My close friend, Reina Sarkis, who is a psychoanalyst, is already at the table. She’s dropped a ton of weight and she’s pale.
“Thank you for coming all the way out here, I just get so tired,” she says as we hug.
Reina has a chronic health issue and just had a treatment session earlier that day.
“Can you believe I’m still out here? You know I haven’t cried yet,” she says.
Reina lost her beautifully renovated home in one of Beirut’s historic buildings in the August 2020 port blast, for which no one has yet been held accountable. She barely got out alive, a miracle in many ways. Like everyone else her savings are now worthless. She’s stuck.
“Just because we breathe, it’s not proof of life,” she tells me.
I see it in the faces of friends and strangers. A light has gone out. There is no real genuine laughter, no self-deprecating commentary typical of the Lebanese.
A nation that has always managed to plaster its wounds is now utterly crushed, its soul eviscerated.
The country didn’t deteriorate overnight. It’s been happening in slow motion for years. But the last two years have thrown it into a full speed collision.
The World Bank considers Lebanon’s economic catastrophe one of the world’s worst since the mid-19th century and has dubbed it a “deliberate depression.” The country has had discretionary capital controls since October 2019, meaning banks can choose who to allow to withdraw their money. Typically this has been restricted the country’s mega-powerful.
Most people’s life savings have vaporized, inflation has skyrocketed and the country’s currency has lost over 95% of its value in two years. The result is the mass pauperization of the population.
You drive for hours from pharmacy to pharmacy looking for a basic pain killer or medicine for your ailing father. Certain drugs and products aren’t even brought in anymore, not enough people can afford to buy them.

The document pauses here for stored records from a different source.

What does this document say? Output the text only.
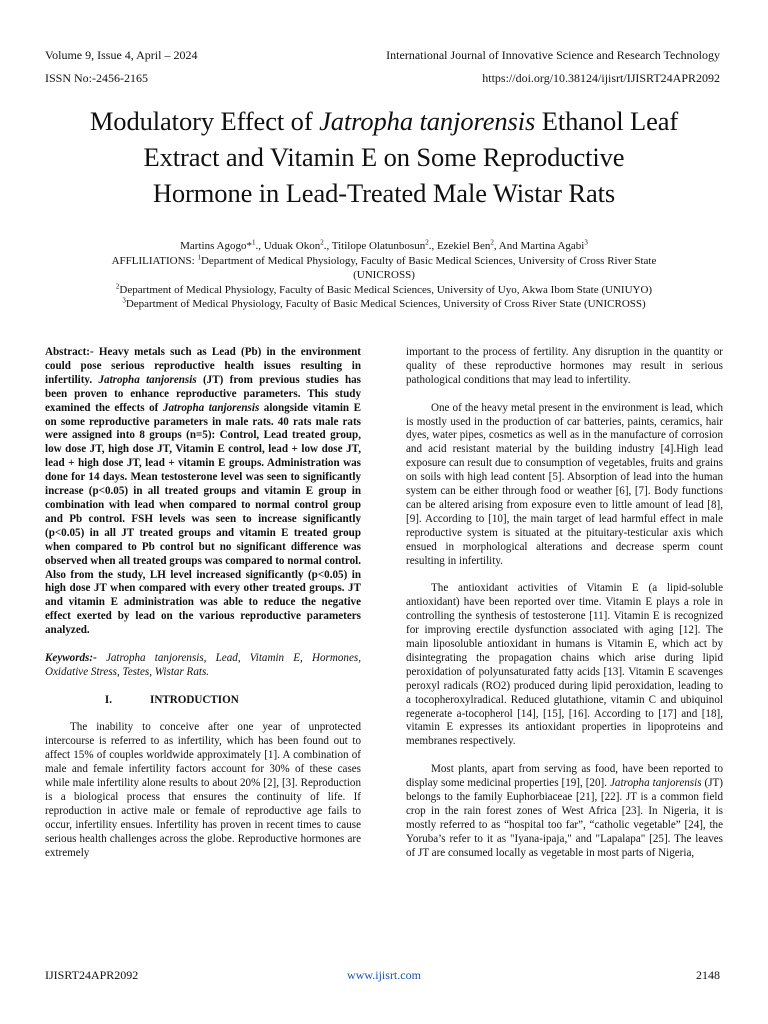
Volume 9, Issue 4, April – 2024
ISSN No:-2456-2165
International Journal of Innovative Science and Research Technology
https://doi.org/10.38124/ijisrt/IJISRT24APR2092
Modulatory Effect of Jatropha tanjorensis Ethanol Leaf
Extract and Vitamin E on Some Reproductive
Hormone in Lead-Treated Male Wistar Rats
Martins Agogo*$^1$., Uduak Okon$^2$., Titilope Olatunbosun$^2$., Ezekiel Ben$^2$, And Martina Agabi$^3$
AFFLILIATIONS: $^1$Department of Medical Physiology, Faculty of Basic Medical Sciences, University of Cross River State
(UNICROSS)
$^2$Department of Medical Physiology, Faculty of Basic Medical Sciences, University of Uyo, Akwa Ibom State (UNIUYO)
$^3$Department of Medical Physiology, Faculty of Basic Medical Sciences, University of Cross River State (UNICROSS)

Abstract:- Heavy metals such as Lead (Pb) in the environment could pose serious reproductive health issues resulting in infertility. Jatropha tanjorensis (JT) from previous studies has been proven to enhance reproductive parameters. This study examined the effects of Jatropha tanjorensis alongside vitamin E on some reproductive parameters in male rats. 40 rats male rats were assigned into 8 groups (n=5): Control, Lead treated group, low dose JT, high dose JT, Vitamin E control, lead + low dose JT, lead + high dose JT, lead + vitamin E groups. Administration was done for 14 days. Mean testosterone level was seen to significantly increase (p<0.05) in all treated groups and vitamin E group in combination with lead when compared to normal control group and Pb control. FSH levels was seen to increase significantly (p<0.05) in all JT treated groups and vitamin E treated group when compared to Pb control but no significant difference was observed when all treated groups was compared to normal control. Also from the study, LH level increased significantly (p<0.05) in high dose JT when compared with every other treated groups. JT and vitamin E administration was able to reduce the negative effect exerted by lead on the various reproductive parameters analyzed.

Keywords:- Jatropha tanjorensis, Lead, Vitamin E, Hormones, Oxidative Stress, Testes, Wistar Rats.

I.	INTRODUCTION

The inability to conceive after one year of unprotected intercourse is referred to as infertility, which has been found out to affect 15% of couples worldwide approximately [1]. A combination of male and female infertility factors account for 30% of these cases while male infertility alone results to about 20% [2], [3]. Reproduction is a biological process that ensures the continuity of life. If reproduction in active male or female of reproductive age fails to occur, infertility ensues. Infertility has proven in recent times to cause serious health challenges across the globe. Reproductive hormones are extremely

important to the process of fertility. Any disruption in the quantity or quality of these reproductive hormones may result in serious pathological conditions that may lead to infertility.

One of the heavy metal present in the environment is lead, which is mostly used in the production of car batteries, paints, ceramics, hair dyes, water pipes, cosmetics as well as in the manufacture of corrosion and acid resistant material by the building industry [4].High lead exposure can result due to consumption of vegetables, fruits and grains on soils with high lead content [5]. Absorption of lead into the human system can be either through food or weather [6], [7]. Body functions can be altered arising from exposure even to little amount of lead [8], [9]. According to [10], the main target of lead harmful effect in male reproductive system is situated at the pituitary-testicular axis which ensued in morphological alterations and decrease sperm count resulting in infertility.

The antioxidant activities of Vitamin E (a lipid-soluble antioxidant) have been reported over time. Vitamin E plays a role in controlling the synthesis of testosterone [11]. Vitamin E is recognized for improving erectile dysfunction associated with aging [12]. The main liposoluble antioxidant in humans is Vitamin E, which act by disintegrating the propagation chains which arise during lipid peroxidation of polyunsaturated fatty acids [13]. Vitamin E scavenges peroxyl radicals (RO2) produced during lipid peroxidation, leading to a tocopheroxylradical. Reduced glutathione, vitamin C and ubiquinol regenerate a-tocopherol [14], [15], [16]. According to [17] and [18], vitamin E expresses its antioxidant properties in lipoproteins and membranes respectively.

Most plants, apart from serving as food, have been reported to display some medicinal properties [19], [20]. Jatropha tanjorensis (JT) belongs to the family Euphorbiaceae [21], [22]. JT is a common field crop in the rain forest zones of West Africa [23]. In Nigeria, it is mostly referred to as “hospital too far”, “catholic vegetable” [24], the Yoruba’s refer to it as "Iyana-ipaja," and "Lapalapa" [25]. The leaves of JT are consumed locally as vegetable in most parts of Nigeria,

IJISRT24APR2092	www.ijisrt.com	2148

“To know about a crisis is different to living it organically on a daily basis,” Reina says to me.
I sit and listen, and I can’t say anything. Not to her, not to anyone else I spent the last few days talking to.
I have no frame of reference for what it’s like for a parent to have to explain to their children why they can’t eat meat anymore, let alone buy gifts for the holidays. Or even worse, why they have been pulled from school and sent to work. UNICEF’s most recent report says that child labor in Lebanon has doubled in the last year.
There is a rage that trembles through everyone, coupled with deep depression. The despair of adults has seeped into the children.
The next day, the car I am in rolls slowly past a small playground. I look out the window at the children. They seem to be moving in slow motion, like they’re on the sidelines of childhood. Kids don’t want to play anymore.